Naturally, when for decades society has tried really hard to drive the creative types and people with Asbergers (who really do think differently) to the very back of the class, pasting stickers on the back of their shirts like "Here sits an idiot that doesn't follow rules", suddenly these weird - rare kids- have become the nerdy saviour of man-kind.  And it's not because they've suddenly learnt how to think linial.  No, it's because he or she is a creative thinker that's always comfortable to take risks, question the norms, strive for perfection, because they've never fitted in and so it doesn't feel any different.
 
So how do you think?
 
There's actually a name for it... you know, the act of thinking about thinking.  It's called metacognition (yup, you can genuinely learn something new everyday).
 
'Course, Albert Einstein has been misquoted about a million times for saying something like, 'We can not solve our problems with the same thinking we used when we created them.'  And he's right.

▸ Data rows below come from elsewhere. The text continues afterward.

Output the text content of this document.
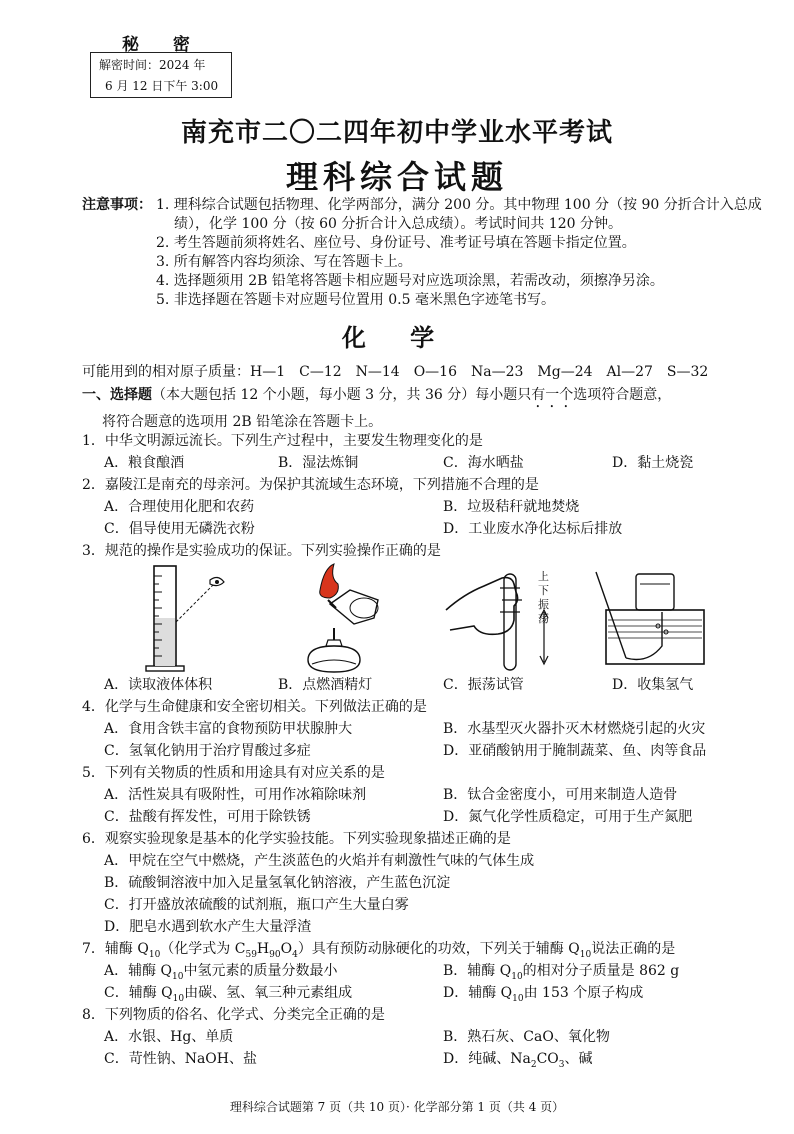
秘 密
解密时间：2024 年
6 月 12 日下午 3:00
南充市二〇二四年初中学业水平考试
理科综合试题
注意事项： 1. 理科综合试题包括物理、化学两部分，满分 200 分。其中物理 100 分（按 90 分折合计入总成绩），化学 100 分（按 60 分折合计入总成绩）。考试时间共 120 分钟。
2. 考生答题前须将姓名、座位号、身份证号、准考证号填在答题卡指定位置。
3. 所有解答内容均须涂、写在答题卡上。
4. 选择题须用 2B 铅笔将答题卡相应题号对应选项涂黑，若需改动，须擦净另涂。
5. 非选择题在答题卡对应题号位置用 0.5 毫米黑色字迹笔书写。
化 学
可能用到的相对原子质量：H—1　C—12　N—14　O—16　Na—23　Mg—24　Al—27　S—32
一、选择题（本大题包括 12 个小题，每小题 3 分，共 36 分）每小题只有一个选项符合题意，
将符合题意的选项用 2B 铅笔涂在答题卡上。
1．中华文明源远流长。下列生产过程中，主要发生物理变化的是
A．粮食酿酒	B．湿法炼铜	C．海水晒盐	D．黏土烧瓷
2．嘉陵江是南充的母亲河。为保护其流域生态环境，下列措施不合理的是
A．合理使用化肥和农药	B．垃圾秸秆就地焚烧
C．倡导使用无磷洗衣粉	D．工业废水净化达标后排放
3．规范的操作是实验成功的保证。下列实验操作正确的是
上下振荡
A．读取液体体积	B．点燃酒精灯	C．振荡试管	D．收集氢气
4．化学与生命健康和安全密切相关。下列做法正确的是
A．食用含铁丰富的食物预防甲状腺肿大	B．水基型灭火器扑灭木材燃烧引起的火灾
C．氢氧化钠用于治疗胃酸过多症	D．亚硝酸钠用于腌制蔬菜、鱼、肉等食品
5．下列有关物质的性质和用途具有对应关系的是
A．活性炭具有吸附性，可用作冰箱除味剂	B．钛合金密度小，可用来制造人造骨
C．盐酸有挥发性，可用于除铁锈	D．氮气化学性质稳定，可用于生产氮肥
6．观察实验现象是基本的化学实验技能。下列实验现象描述正确的是
A．甲烷在空气中燃烧，产生淡蓝色的火焰并有刺激性气味的气体生成
B．硫酸铜溶液中加入足量氢氧化钠溶液，产生蓝色沉淀
C．打开盛放浓硫酸的试剂瓶，瓶口产生大量白雾
D．肥皂水遇到软水产生大量浮渣
7．辅酶 $Q_{10}$（化学式为 $C_{59}H_{90}O_4$）具有预防动脉硬化的功效，下列关于辅酶 $Q_{10}$说法正确的是
A．辅酶 $Q_{10}$中氢元素的质量分数最小	B．辅酶 $Q_{10}$的相对分子质量是 862 g
C．辅酶 $Q_{10}$由碳、氢、氧三种元素组成	D．辅酶 $Q_{10}$由 153 个原子构成
8．下列物质的俗名、化学式、分类完全正确的是
A．水银、Hg、单质	B．熟石灰、CaO、氧化物
C．苛性钠、NaOH、盐	D．纯碱、$Na_2CO_3$、碱
理科综合试题第 7 页（共 10 页）· 化学部分第 1 页（共 4 页）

It's a really useful skill to be able to apply different kinds of thinking, new patterns and shapes to the way we absorb information and rationalise it.  Bear in mind, I'm not saying I can do it.
 
I describe myself as a curvy thinker.  I know a lot of straight line thinkers (and boy gosh, they're useful when you need to map a process or step through a problem one step at a time!).  but they're less useful when you need off-the-wall thoughts (nice lyric, Michael Jackson).  Most people are too constrained by their environment and their education to do anything else but linial thinking.  Businesses need all sorts of thinkers - but in a world of transformation and AI robots, it's the creative thinking of humans that sets us apart.  Robots are GREAT linial thinkers. 
 
Having the ability to adapt how we think, to NOT think in a linial way, could be the main reason why humans retain a role in the workplace.